For the reaction $A\left(g\right)+2B\left(g\right)\rightleftharpoons C\left(g\right)+D\left(g\right);$ $K_c={10}^{12}volme.mol{e}^{-1}$. If the initial moles of $A,B,C$ and $D$ are $0.5,1,0.5$ and $3.5$ moles respectively in a one litre vessel. The equilibrium concentration of $B$ is:

• A. ${10}^{-4}$
• B. $2\times {10}^{-4}$
• C. $4\times {10}^{-4}$
• D. $8\times {10}^{-4}$

Answer 1

Answer: (B)

$2\times {10}^{-4}$

The equilibrium reaction is $A\left(g\right)+2B\left(g\right)\rightleftharpoons C\left(g\right)+D\left(g\right).$

The initial moles of $A,B,C$ and $D$ are $0.5,1,0.5$ and $3.5$ moles respectively.
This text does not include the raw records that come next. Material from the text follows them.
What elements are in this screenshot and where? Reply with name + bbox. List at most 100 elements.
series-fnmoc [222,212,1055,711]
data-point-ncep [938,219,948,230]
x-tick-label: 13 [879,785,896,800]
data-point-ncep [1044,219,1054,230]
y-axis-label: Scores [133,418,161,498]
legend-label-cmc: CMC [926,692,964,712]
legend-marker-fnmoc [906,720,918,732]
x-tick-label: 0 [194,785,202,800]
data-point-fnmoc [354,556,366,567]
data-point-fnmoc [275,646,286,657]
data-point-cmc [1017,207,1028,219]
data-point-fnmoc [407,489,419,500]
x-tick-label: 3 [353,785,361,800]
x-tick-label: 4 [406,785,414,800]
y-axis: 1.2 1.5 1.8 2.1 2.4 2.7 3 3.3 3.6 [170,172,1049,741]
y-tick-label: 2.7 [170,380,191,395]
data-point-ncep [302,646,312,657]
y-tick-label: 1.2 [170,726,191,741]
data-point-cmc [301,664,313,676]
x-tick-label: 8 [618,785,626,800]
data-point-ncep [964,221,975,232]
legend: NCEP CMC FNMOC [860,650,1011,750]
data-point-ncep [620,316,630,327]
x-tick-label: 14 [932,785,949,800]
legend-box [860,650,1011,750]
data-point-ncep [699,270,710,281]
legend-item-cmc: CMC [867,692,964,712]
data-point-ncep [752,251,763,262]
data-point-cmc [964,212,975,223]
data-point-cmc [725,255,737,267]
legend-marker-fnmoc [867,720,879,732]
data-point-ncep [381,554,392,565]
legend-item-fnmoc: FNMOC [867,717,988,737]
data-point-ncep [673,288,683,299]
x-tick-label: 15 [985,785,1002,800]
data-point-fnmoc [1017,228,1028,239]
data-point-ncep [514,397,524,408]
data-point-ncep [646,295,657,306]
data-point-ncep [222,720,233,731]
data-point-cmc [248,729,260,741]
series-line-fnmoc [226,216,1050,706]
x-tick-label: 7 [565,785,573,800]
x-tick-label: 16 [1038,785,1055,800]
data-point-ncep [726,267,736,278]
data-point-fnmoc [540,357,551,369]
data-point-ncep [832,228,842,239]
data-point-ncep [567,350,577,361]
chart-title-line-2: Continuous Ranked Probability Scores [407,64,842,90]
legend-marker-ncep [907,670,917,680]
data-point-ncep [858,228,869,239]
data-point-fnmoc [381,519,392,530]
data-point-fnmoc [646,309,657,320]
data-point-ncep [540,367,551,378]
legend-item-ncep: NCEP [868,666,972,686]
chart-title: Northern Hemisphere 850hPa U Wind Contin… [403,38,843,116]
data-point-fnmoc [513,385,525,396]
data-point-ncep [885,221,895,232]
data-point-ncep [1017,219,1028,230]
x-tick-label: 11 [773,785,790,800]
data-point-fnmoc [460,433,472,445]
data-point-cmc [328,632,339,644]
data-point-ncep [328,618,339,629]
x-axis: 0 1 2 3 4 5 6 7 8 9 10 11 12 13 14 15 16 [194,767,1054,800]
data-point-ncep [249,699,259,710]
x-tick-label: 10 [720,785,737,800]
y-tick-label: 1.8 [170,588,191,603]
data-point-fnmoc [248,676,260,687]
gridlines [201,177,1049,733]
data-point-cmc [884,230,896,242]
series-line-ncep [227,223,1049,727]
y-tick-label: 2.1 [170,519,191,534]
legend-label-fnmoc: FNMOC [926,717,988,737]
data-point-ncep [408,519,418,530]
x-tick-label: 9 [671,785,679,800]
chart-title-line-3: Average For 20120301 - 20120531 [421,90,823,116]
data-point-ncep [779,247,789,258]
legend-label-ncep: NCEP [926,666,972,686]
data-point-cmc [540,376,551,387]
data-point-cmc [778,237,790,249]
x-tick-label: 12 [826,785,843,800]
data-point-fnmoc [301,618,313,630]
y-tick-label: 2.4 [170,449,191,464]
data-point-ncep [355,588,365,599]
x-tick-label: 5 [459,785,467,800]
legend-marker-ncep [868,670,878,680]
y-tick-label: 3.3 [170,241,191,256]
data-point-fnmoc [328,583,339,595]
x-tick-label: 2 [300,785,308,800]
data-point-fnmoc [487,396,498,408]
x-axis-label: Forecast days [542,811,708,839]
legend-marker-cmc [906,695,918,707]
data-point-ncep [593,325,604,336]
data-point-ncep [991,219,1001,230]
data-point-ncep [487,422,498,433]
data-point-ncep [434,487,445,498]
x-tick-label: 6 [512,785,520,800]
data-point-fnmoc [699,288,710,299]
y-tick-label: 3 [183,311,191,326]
The equilibrium moles of $A,B,C$ and $D$ are $0.5-x,1-2x,0.5+x$ and $3.5+x$ moles respectively.

The expression for the equilibrium constant is $K_c=\frac{\left[C\right]\left[D\right]}{\left[A\right][B{]}^2}$.

Substitute values in the above expression.

$K_c=\frac{(0.5+x)(3.5+x)}{(0.5-x)(1-2x{)}^2}$

Hence, $x=0.4999$ and $\left[B\right]=(1-2x)=2\times {10}^{-4}$.